In January 2018, a bipartisan group of 53 House and Senate members sent a bipartisan letter to President Trump requesting that he urge then-AG Jeff Sessions to reinstate the Cole Memorandum in order to create a pathway to more comprehensive marijuana policy that respects state interests. In their letter, the legislators wrote:
“[State legalization laws have] helped eliminate the black market sale of marijuana and allowed law enforcement to focus on real threats to public health and safety. [The DOJ’s recession of the Cole Memorandum] has the potential to unravel efforts to build sensible drug policies that encourage economic development as we finally move away from antiquated practices that have hurt disadvantaged communities.”
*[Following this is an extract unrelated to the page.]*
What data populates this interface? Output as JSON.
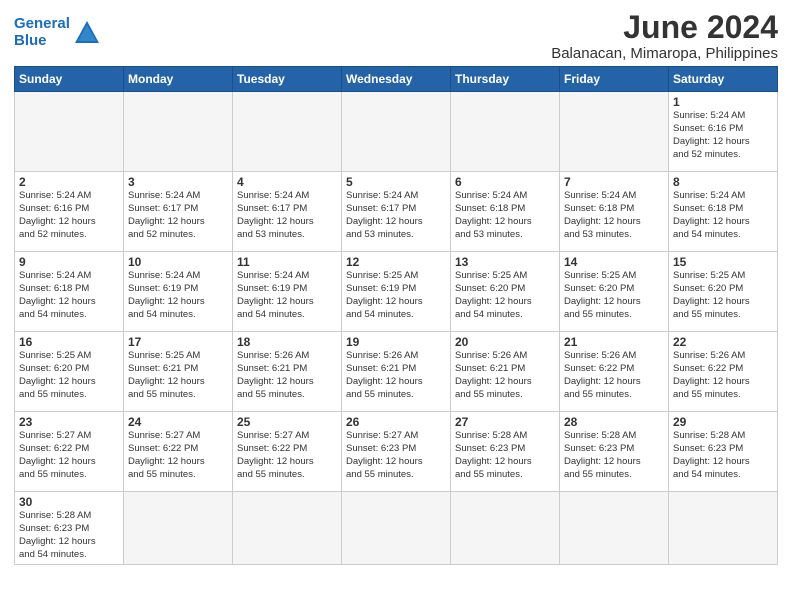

In April 2018, in order to end a months-long standoff over DOJ nominees, President Trump promised Sen. Cory Gardner (R-CO) that he’d support congressional efforts to protect states that have legalized marijuana. Additionally, during the 2016 presidential campaign, Trump said, “we should leave (marijuana) up to the states.”
This bill has nine bipartisan cosponsors, including seven Democrats and two Republicans, in the current Congress. It also has the support of the National Cannabis Industry Association (NCIA). Last Congress, it had four bipartisan cosponsors, including three Democrats and one Republican.
This is the fourth standalone cannabis bill to be filed in the 116th Congress. Nearly 50 cannabis-related bills on issues including rescheduling, states’ rights, and criminal justice reforms were introduced last Congress.
Of Note: Authored in August 2013 by then-Deputy Attorney General James Cole, the “Cole Memo” is an Obama-era memo that relaxed enforcement of federal marijuana laws in states where marijuana is legal. Then-Attorney General Jeff Sessions rescinded the memo in January 2018. When he rescinded the Cole Memo, Sessioned called the Obama administration’s policies shield individuals in legal marijuana states from prosecution “unnecessary,” and added:
“I cannot and will not pretend that a duly enacted law of this country — like the federal ban on marijuana — does not exist. Marijuana is illegal in the United States — even in Colorado, California, and everywhere else in America.”
Under the scheduling system, the federal government classifies marijuana as a schedule 1 drug, making it illegal in all fifty states and the District of Columbia, despite state laws legalizing marijuana use. To date, 30 states and the District of Columbia have laws in place allowing the use of medical or recreational marijuana.